My question is the following: Is there a construction that additionally gives $\int_B g(x) dx = 0$?
In the standard Lipschitz extension theorem, one can keep the Lipschitz constant the same in the extension. In this case, that will be impossible.
To see this, let $B=B_1$ denote the unit ball in $\mathbb{R}^n$. It is not too hard to imagine a function $f$ with $f=1$ in $B_r$ and $\int_B f = 0$ for each $r<1$. The Lipschitz constant of $f$ must be at the very least $r^{-1}$ (because $f<0$ must be true somewhere in $B_1 \setminus B_r$), but the Lipschitz constant of $f$ in $B_r$ is $0$ (because it is constant).
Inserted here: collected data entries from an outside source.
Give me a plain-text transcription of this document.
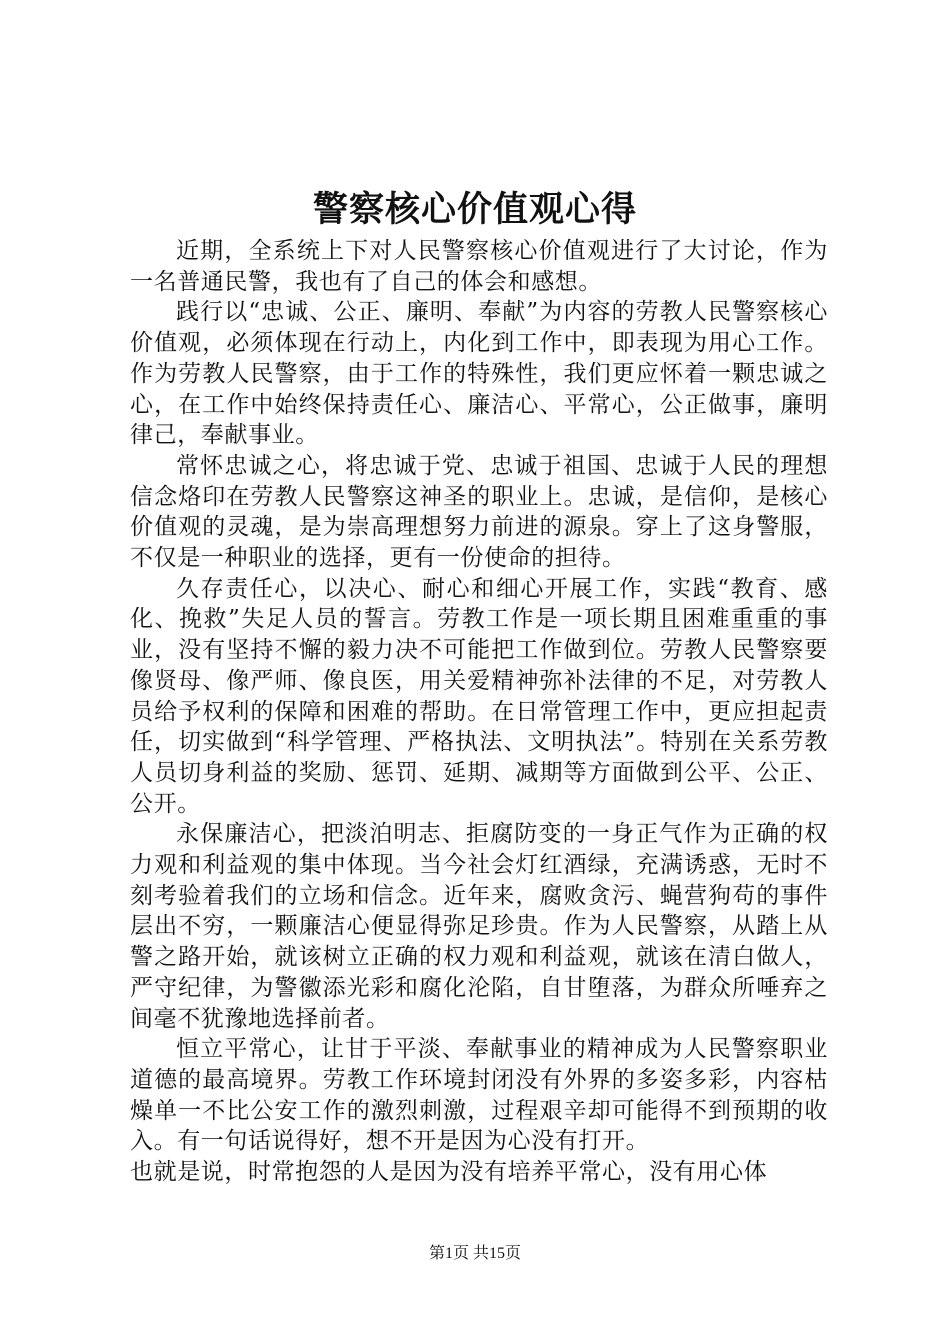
警察核心价值观心得

近期，全系统上下对人民警察核心价值观进行了大讨论，作为一名普通民警，我也有了自己的体会和感想。

践行以“忠诚、公正、廉明、奉献”为内容的劳教人民警察核心价值观，必须体现在行动上，内化到工作中，即表现为用心工作。作为劳教人民警察，由于工作的特殊性，我们更应怀着一颗忠诚之心，在工作中始终保持责任心、廉洁心、平常心，公正做事，廉明律己，奉献事业。

常怀忠诚之心，将忠诚于党、忠诚于祖国、忠诚于人民的理想信念烙印在劳教人民警察这神圣的职业上。忠诚，是信仰，是核心价值观的灵魂，是为崇高理想努力前进的源泉。穿上了这身警服，不仅是一种职业的选择，更有一份使命的担待。

久存责任心，以决心、耐心和细心开展工作，实践“教育、感化、挽救”失足人员的誓言。劳教工作是一项长期且困难重重的事业，没有坚持不懈的毅力决不可能把工作做到位。劳教人民警察要像贤母、像严师、像良医，用关爱精神弥补法律的不足，对劳教人员给予权利的保障和困难的帮助。在日常管理工作中，更应担起责任，切实做到“科学管理、严格执法、文明执法”。特别在关系劳教人员切身利益的奖励、惩罚、延期、减期等方面做到公平、公正、公开。

永保廉洁心，把淡泊明志、拒腐防变的一身正气作为正确的权力观和利益观的集中体现。当今社会灯红酒绿，充满诱惑，无时不刻考验着我们的立场和信念。近年来，腐败贪污、蝇营狗苟的事件层出不穷，一颗廉洁心便显得弥足珍贵。作为人民警察，从踏上从警之路开始，就该树立正确的权力观和利益观，就该在清白做人，严守纪律，为警徽添光彩和腐化沦陷，自甘堕落，为群众所唾弃之间毫不犹豫地选择前者。

恒立平常心，让甘于平淡、奉献事业的精神成为人民警察职业道德的最高境界。劳教工作环境封闭没有外界的多姿多彩，内容枯燥单一不比公安工作的激烈刺激，过程艰辛却可能得不到预期的收入。有一句话说得好，想不开是因为心没有打开。

也就是说，时常抱怨的人是因为没有培养平常心，没有用心体

第1页 共15页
So we cannot hope for any quantitative bound on the Lipschitz constant of such an extension. On the other hand, it is not hard to construct an extension that also satisfies $\int_B f = 0$. Given any extension, we can take a small ball in $B_1\setminus E$ and add a suitably scaled bump function supported on this ball. This will increase the Lipschitz constant (but we cannot hope for any control on this anyway), but it will remain Lipschitz and have the correct integral.